30 July 2020

Bucharest Tales, by Lidia Vianu (ed.)


Published in 2014 by Contemporary Literature Press (the online publishing house of the University of Bucharest), Bucharest Tales is part of the New Europe Writers series, the aim of which is to collect stories and poems relating to a particular city (others are Tales from Warsaw, Prague, Budapest and Ljubljana).  New Europe Writers’ aim is to ‘capture the spirit of a united Europe.’  Much of the editorial work and translation was carried out by the University’s MA Programme for the Translation of the Contemporary Literary Text.

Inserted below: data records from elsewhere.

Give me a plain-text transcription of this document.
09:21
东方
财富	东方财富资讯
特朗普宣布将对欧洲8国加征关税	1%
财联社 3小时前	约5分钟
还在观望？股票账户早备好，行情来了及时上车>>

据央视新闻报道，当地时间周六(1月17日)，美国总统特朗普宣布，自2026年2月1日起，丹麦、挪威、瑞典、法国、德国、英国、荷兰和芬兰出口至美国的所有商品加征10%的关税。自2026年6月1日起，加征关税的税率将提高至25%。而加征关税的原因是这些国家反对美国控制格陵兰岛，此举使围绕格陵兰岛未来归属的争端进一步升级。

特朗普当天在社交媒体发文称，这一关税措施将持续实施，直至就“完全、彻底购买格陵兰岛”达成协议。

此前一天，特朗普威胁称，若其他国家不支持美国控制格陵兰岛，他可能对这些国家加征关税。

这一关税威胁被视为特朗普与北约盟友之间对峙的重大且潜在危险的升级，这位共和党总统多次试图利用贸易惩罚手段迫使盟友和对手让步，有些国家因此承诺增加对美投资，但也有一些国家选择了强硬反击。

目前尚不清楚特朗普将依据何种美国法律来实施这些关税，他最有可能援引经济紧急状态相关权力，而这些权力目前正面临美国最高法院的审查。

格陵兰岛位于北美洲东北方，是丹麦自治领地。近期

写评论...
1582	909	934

Editor Lidia Vianu describes Bucharest Tales as ‘a collection of stories and poems about old and new Bucharest, written by Romanian writers of two generations, and by foreigners who have come to know Romania and its capital,’ though while it provides a connecting thread, despite the title Bucharest does not always appear.  The book presents a mix of new voices and well-established writers such as Dan Lungu and Mircea Cărtărescu, and as there are over 50 contributions in about 260 pages most are short.  Some are extracts from longer works, such as Mike Ormsby’s chapters from Never Mind the Balkans, Here’s Romania.  Where appropriate the Romanian and an English translation are presented in parallel.  Contributions were not always originally written in Romanian: quite a few were written in English, and a couple are translated from other languages.

With so many voices there is bound to be a multiplicity of takes on Romania.  If there is an overarching theme it is interrogating past history and the changes it has wrought: these include the meaning of independence, the shift from monarchy to fascism to communism, then capitalism and the EU; and the processes of demolishing and rebuilding both society and the physical structure of the city.  Modernisation is considered a mixed blessing, bringing with it corruption, wide disparities in wealth, heavy traffic, homogeneous buildings with a loss of style, fringe beliefs – in general the atomisation of society.  City life can be surreal, and wry humour used as a coping mechanism.  There is some nostalgia for the old times, when people knew where they were even if they experienced shortages and less personal autonomy.

It is always valuable to be exposed to different perspectives, but Bucharest Tales would have been improved by including more Romanian writing and less by non-Romanians.  The latter may be valid as a depiction of Bucharest, but it does not always have the feel of an insider’s lived experience.  A few of the contributors, judging by their biographical details, have had little connection with Romania, making one wonder to what extent the selection was based on easy availability of material and permission issues.  Even with those qualifications, the prose aspects are generally engaging, though some of the poems feel weak in comparison.  Nearly all the writers included were still alive at the time the anthology was compiled, which reinforces the contemporary feel and Makes Bucharest Tales a useful window on that contradictory city.